Supported Frameworks
| Framework | Use Case |
|---|---|
| Apache Spark | Batch ETL, ML feature engineering, streaming |
| Apache Hive | SQL-on-Hadoop, batch queries |
| Presto / Trino | Interactive SQL, low-latency queries |
| Apache Flink | Stateful stream processing |
| HBase | Wide-column NoSQL on HDFS |
| Hadoop MapReduce | Legacy batch processing |
| JupyterHub | Interactive notebooks on the cluster |
Most new workloads use Spark. Presto/Trino is used when you need sub-second interactive query response. Flink is used for streaming pipelines that require exactly-once semantics.
Cost Optimisation
EMR costs come from EC2 instances plus a small EMR management fee per instance-hour.

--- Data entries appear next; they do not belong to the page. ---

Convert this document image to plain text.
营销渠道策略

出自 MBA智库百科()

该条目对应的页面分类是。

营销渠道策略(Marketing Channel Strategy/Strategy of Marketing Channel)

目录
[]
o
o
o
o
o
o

Use Spot for task nodes: Task nodes hold no HDFS data, so Spot interruptions only slow the job, they do not corrupt it. Spot can be 60-80% cheaper than On-Demand. Always keep at least one On-Demand master and enough On-Demand core nodes for your HDFS replication factor.

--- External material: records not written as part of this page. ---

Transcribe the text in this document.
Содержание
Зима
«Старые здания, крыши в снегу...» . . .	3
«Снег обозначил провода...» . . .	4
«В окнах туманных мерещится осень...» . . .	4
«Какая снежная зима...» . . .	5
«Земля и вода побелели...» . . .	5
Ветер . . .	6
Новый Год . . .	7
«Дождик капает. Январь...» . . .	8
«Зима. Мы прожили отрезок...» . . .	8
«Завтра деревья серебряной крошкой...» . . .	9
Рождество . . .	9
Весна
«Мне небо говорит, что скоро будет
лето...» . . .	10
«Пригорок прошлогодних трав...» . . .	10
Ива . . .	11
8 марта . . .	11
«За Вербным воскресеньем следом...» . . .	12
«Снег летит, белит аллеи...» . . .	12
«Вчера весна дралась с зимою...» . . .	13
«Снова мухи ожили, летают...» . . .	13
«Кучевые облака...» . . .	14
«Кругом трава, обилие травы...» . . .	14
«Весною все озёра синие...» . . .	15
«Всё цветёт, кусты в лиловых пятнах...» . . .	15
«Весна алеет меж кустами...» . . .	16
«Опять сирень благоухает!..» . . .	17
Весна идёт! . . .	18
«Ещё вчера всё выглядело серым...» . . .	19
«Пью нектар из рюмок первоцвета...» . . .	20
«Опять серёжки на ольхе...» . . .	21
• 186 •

Right-size the cluster: Use the Spark UI to check whether executors are memory-constrained (look for GC overhead) or CPU-constrained (look for CPU utilisation). Over-provisioning memory is a common and expensive mistake.

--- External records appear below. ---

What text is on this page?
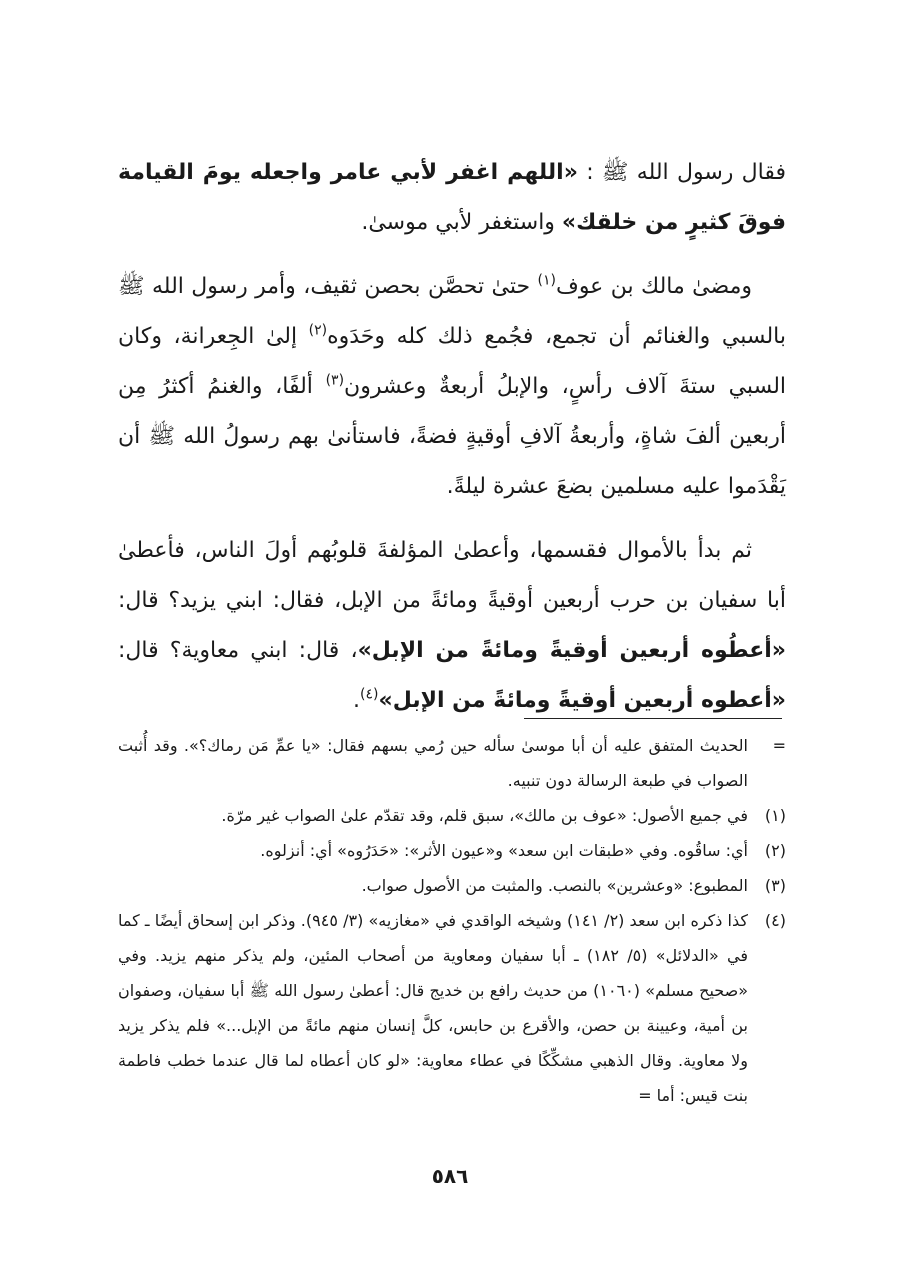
فقال رسول الله ﷺ : «اللهم اغفر لأبي عامر واجعله يومَ القيامة فوقَ كثيرٍ من خلقك» واستغفر لأبي موسىٰ.

ومضىٰ مالك بن عوف$^{(١)}$ حتىٰ تحصَّن بحصن ثقيف، وأمر رسول الله ﷺ بالسبي والغنائم أن تجمع، فجُمع ذلك كله وحَدَوه$^{(٢)}$ إلىٰ الجِعرانة، وكان السبي ستةَ آلاف رأسٍ، والإبلُ أربعةٌ وعشرون$^{(٣)}$ ألفًا، والغنمُ أكثرُ مِن أربعين ألفَ شاةٍ، وأربعةُ آلافِ أوقيةٍ فضةً، فاستأنىٰ بهم رسولُ الله ﷺ أن يَقْدَموا عليه مسلمين بضعَ عشرة ليلةً.

ثم بدأ بالأموال فقسمها، وأعطىٰ المؤلفةَ قلوبُهم أولَ الناس، فأعطىٰ أبا سفيان بن حرب أربعين أوقيةً ومائةً من الإبل، فقال: ابني يزيد؟ قال: «أعطُوه أربعين أوقيةً ومائةً من الإبل»، قال: ابني معاوية؟ قال: «أعطوه أربعين أوقيةً ومائةً من الإبل»$^{(٤)}$.

=
الحديث المتفق عليه أن أبا موسىٰ سأله حين رُمي بسهم فقال: «يا عمِّ مَن رماك؟». وقد أُثبت الصواب في طبعة الرسالة دون تنبيه.
(١)
في جميع الأصول: «عوف بن مالك»، سبق قلم، وقد تقدّم علىٰ الصواب غير مرّة.
(٢)
أي: ساقُوه. وفي «طبقات ابن سعد» و«عيون الأثر»: «حَدَرُوه» أي: أنزلوه.
(٣)
المطبوع: «وعشرين» بالنصب. والمثبت من الأصول صواب.
(٤)
كذا ذكره ابن سعد (٢/ ١٤١) وشيخه الواقدي في «مغازيه» (٣/ ٩٤٥). وذكر ابن إسحاق أيضًا ـ كما في «الدلائل» (٥/ ١٨٢) ـ أبا سفيان ومعاوية من أصحاب المئين، ولم يذكر منهم يزيد. وفي «صحيح مسلم» (١٠٦٠) من حديث رافع بن خديج قال: أعطىٰ رسول الله ﷺ أبا سفيان، وصفوان بن أمية، وعيينة بن حصن، والأقرع بن حابس، كلَّ إنسان منهم مائةً من الإبل...» فلم يذكر يزيد ولا معاوية. وقال الذهبي مشكِّكًا في عطاء معاوية: «لو كان أعطاه لما قال عندما خطب فاطمة بنت قيس: أما =
٥٨٦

Use transient clusters: Spin up for the job, terminate when done. An idle cluster costs the same as a busy one.
Enable auto-scaling: For long-running clusters, EMR auto-scaling adds and removes task nodes based on YARN pending memory or a custom CloudWatch metric. This prevents paying for idle capacity during off-peak hours.
Use S3 instead of HDFS: Store all persistent data in S3. HDFS requires core nodes with storage, which are more expensive than task nodes. With S3 as the data store, you can run a minimal number of core nodes.
Real-World Scenario: Daily Log Processing Pipeline
A SaaS company processes 500 GB of application logs per day. The data arrives in S3 throughout the day in compressed JSON format. Each night at 02:00, a transient EMR cluster runs four Spark jobs:
- Parse raw JSON and extract structured fields
- Join events with a user dimension table
- Aggregate session metrics by user and day
- Write output to S3 in Parquet, partitioned by date
The cluster uses 1 On-Demand m5.xlarge master, 2 On-Demand m5.2xlarge core nodes, and 8 Spot m5.xlarge task nodes (instance fleet with three alternative types). The cluster runs for 45 minutes and terminates automatically. Total cost: approximately 180+ per month.
Interview Notes
Q: What is the difference between core nodes and task nodes? Core nodes run YARN NodeManager and HDFS DataNode — they store data and process tasks. Task nodes run only YARN NodeManager — they process tasks but do not store HDFS data. Because task nodes hold no data, they can be Spot instances. Losing a task node slows the job; losing a core node can cause HDFS data loss if replication is insufficient.
Q: What is EMRFS, and why does it matter? EMRFS is a connector that allows EMR to use S3 as a distributed file system. It implements the Hadoop FileSystem API for S3, enabling Spark and Hive jobs to read and write S3 with the same API calls they would use for HDFS. EMRFS consistent view (now powered by S3 strong consistency) prevents issues where a file written by one node is not immediately visible to another.
Q: When would you choose EMR over Glue? Choose EMR when you need full control over Spark configuration, custom JARs or libraries not available in Glue, specific instance types, persistent clusters for interactive workloads (JupyterHub), or non-Spark frameworks like Flink or Presto. Choose Glue when you want zero cluster management and are building scheduled Spark batch ETL jobs.
Q: What is a bootstrap action in EMR? A shell script that runs on every node in the cluster before the framework software starts. Used to install additional libraries, set environment variables, configure system settings, or copy custom configuration files from S3.